If your wife is not going to be doing any services to A, you should really consider paying her as a shareholder. Shareholders are paid as of the right of holding the shares, and not for having to done work for the corporation. Payments to your wife for salary or services as an independent contractor require her to perform work for A.

Another problem I commonly see in this circumstances is that if your wife was paid as an independent contractor, was she required to charge A for GST. If she passed the small supplier threshold, she was required to charge and collect GST on the services she bills for. While A might get an input tax credit for GST paid, this still means your wife might have had to collect and pay GST. And if she didn't there is a huge interest and penalty issue.

I would recommend that you speak to a tax professional about the CRA ruling. You will be required to answer questions with regard to the main tests. The control test will be the main focus. They will ask questions like did she have set work hours, was she able to subcontract the job to others to perform, does she have a set workstation, was she free to come and go, etc.

To make some further comments, there is no specific rule that a spouse/partner cannot be an independent contractor to a family corporation. While the situation will be looked at more closely, as the question will come up whether that spouse looks for work from other non-related companies or just works for the family corporation. An independent contractor by nature works for anyone they can get a job from. So in the times the person is not doing work for the family corporation, the CRA will ask for evidence of what was done to get work from other businesses, i.e. did she have business cards, a company telephone number, were ads taken out or flyers distributed, etc.
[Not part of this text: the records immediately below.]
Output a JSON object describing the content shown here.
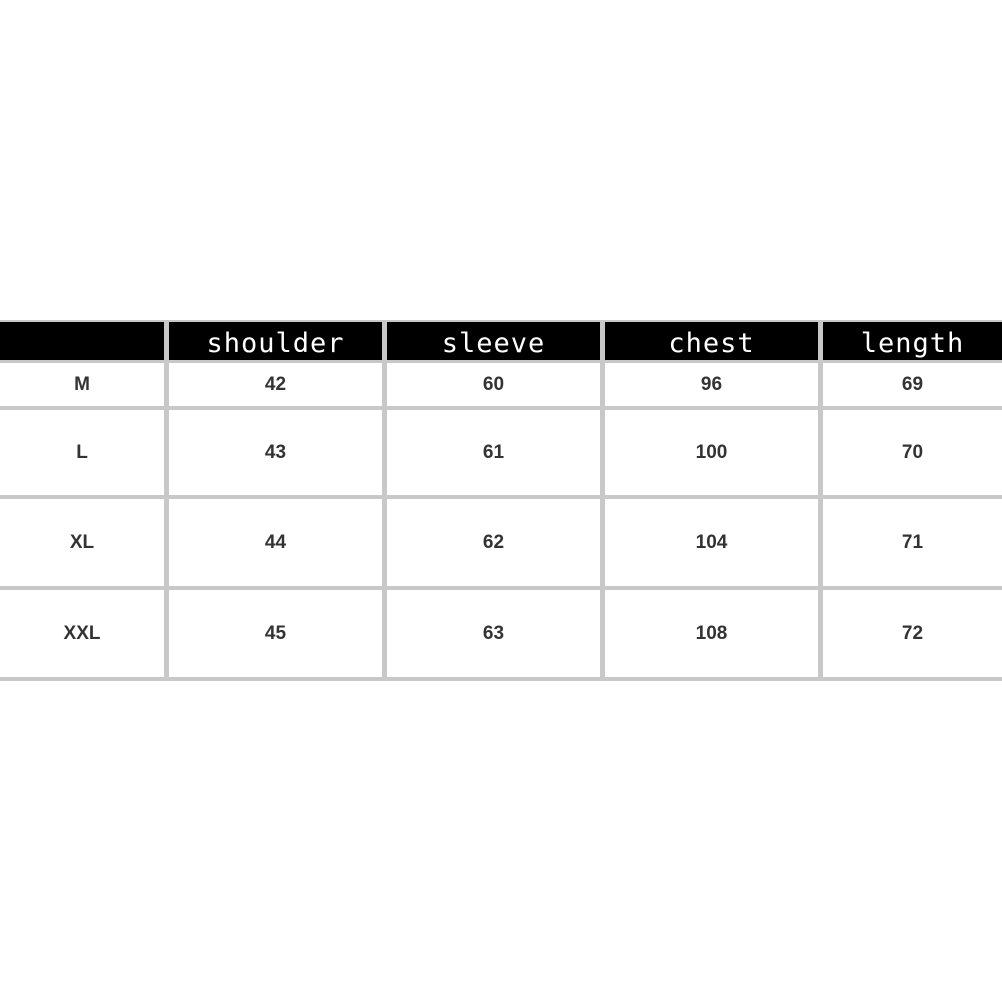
{
  "table": {
    "headers": [
      "",
      "shoulder",
      "sleeve",
      "chest",
      "length"
    ],
    "rows": [
      [
        "M",
        "42",
        "60",
        "96",
        "69"
      ],
      [
        "L",
        "43",
        "61",
        "100",
        "70"
      ],
      [
        "XL",
        "44",
        "62",
        "104",
        "71"
      ],
      [
        "XXL",
        "45",
        "63",
        "108",
        "72"
      ]
    ]
  },
  "colors": {
    "header_bg": "#000000",
    "header_text": "#ffffff",
    "border": "#c8c8c8",
    "body_text": "#333333"
  }
}
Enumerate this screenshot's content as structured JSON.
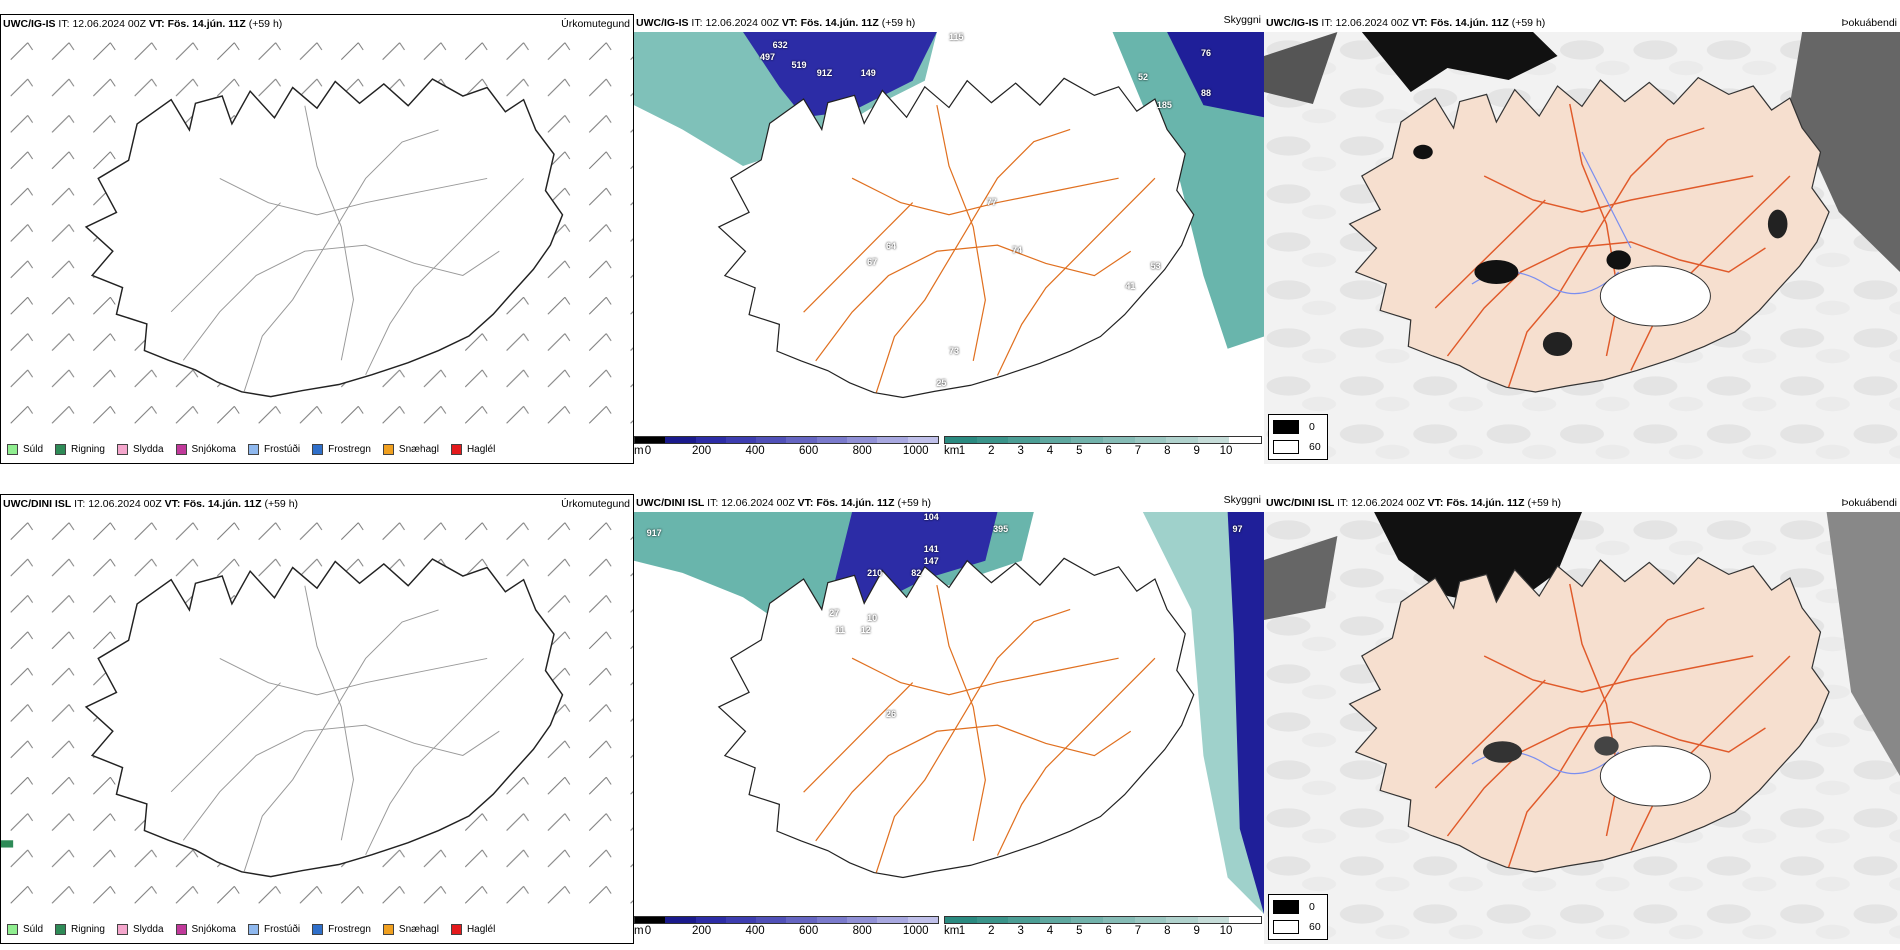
{
  "rows": [
    {
      "model": "UWC/IG-IS",
      "it_label": "IT:",
      "it_value": "12.06.2024 00Z",
      "vt_label": "VT:",
      "vt_value": "Fös. 14.jún. 11Z",
      "lead": "(+59 h)",
      "panel_titles": [
        "Úrkomutegund",
        "Skyggni",
        "Þokuábendi"
      ]
    },
    {
      "model": "UWC/DINI ISL",
      "it_label": "IT:",
      "it_value": "12.06.2024 00Z",
      "vt_label": "VT:",
      "vt_value": "Fös. 14.jún. 11Z",
      "lead": "(+59 h)",
      "panel_titles": [
        "Úrkomutegund",
        "Skyggni",
        "Þokuábendi"
      ]
    }
  ],
  "precip_legend": [
    {
      "label": "Súld",
      "color": "#90ee90"
    },
    {
      "label": "Rigning",
      "color": "#2e8b57"
    },
    {
      "label": "Slydda",
      "color": "#f4a6cc"
    },
    {
      "label": "Snjókoma",
      "color": "#c0399a"
    },
    {
      "label": "Frostúði",
      "color": "#8fb8ee"
    },
    {
      "label": "Frostregn",
      "color": "#2f6fc9"
    },
    {
      "label": "Snæhagl",
      "color": "#f0a020"
    },
    {
      "label": "Haglél",
      "color": "#e41a1c"
    }
  ],
  "cloud_scale": {
    "unit": "m",
    "ticks": [
      "0",
      "200",
      "400",
      "600",
      "800",
      "1000"
    ],
    "colors": [
      "#000000",
      "#1a1a8c",
      "#2c2ca6",
      "#3d3db0",
      "#5050b8",
      "#6565c2",
      "#7a7acc",
      "#9090d6",
      "#a8a8e0",
      "#c0c0ea"
    ]
  },
  "vis_scale": {
    "unit": "km",
    "ticks": [
      "1",
      "2",
      "3",
      "4",
      "5",
      "6",
      "7",
      "8",
      "9",
      "10"
    ],
    "colors": [
      "#2a8a80",
      "#3a948a",
      "#4c9e95",
      "#5fa8a0",
      "#72b2ab",
      "#86bcb6",
      "#9bc7c1",
      "#b0d2cd",
      "#c6ddd9",
      "#ffffff"
    ]
  },
  "fog_key": [
    {
      "value": "0",
      "color": "#000000"
    },
    {
      "value": "60",
      "color": "#ffffff"
    }
  ],
  "cloud_labels": [
    [
      "632",
      "497",
      "519",
      "91Z",
      "149",
      "115",
      "76",
      "52",
      "88",
      "185",
      "64",
      "67",
      "77",
      "74",
      "73",
      "53",
      "41",
      "25"
    ],
    [
      "917",
      "104",
      "395",
      "97",
      "141",
      "147",
      "210",
      "82",
      "27",
      "10",
      "11",
      "12",
      "26"
    ]
  ]
}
If your wife is found to be an employee, the following reassessments might occur. She will be reassessed to make the payments as employment income. Assuming she had no other source of income the CRA will disallow any deductions she has taken from the income unless she qualifies for the deductions under the employee rules (see section 6 of ITA). The corporation will be reassessed for her CPP contributions (as an employee) and possibly EI contributions (she might be exempt depending on the exact facts). Further, it might be hit for a penalty as it did not make the required source deductions on her pay. And both A and your wife might be reassessed for interest owing on extra tax, and penalties depending on the specific facts.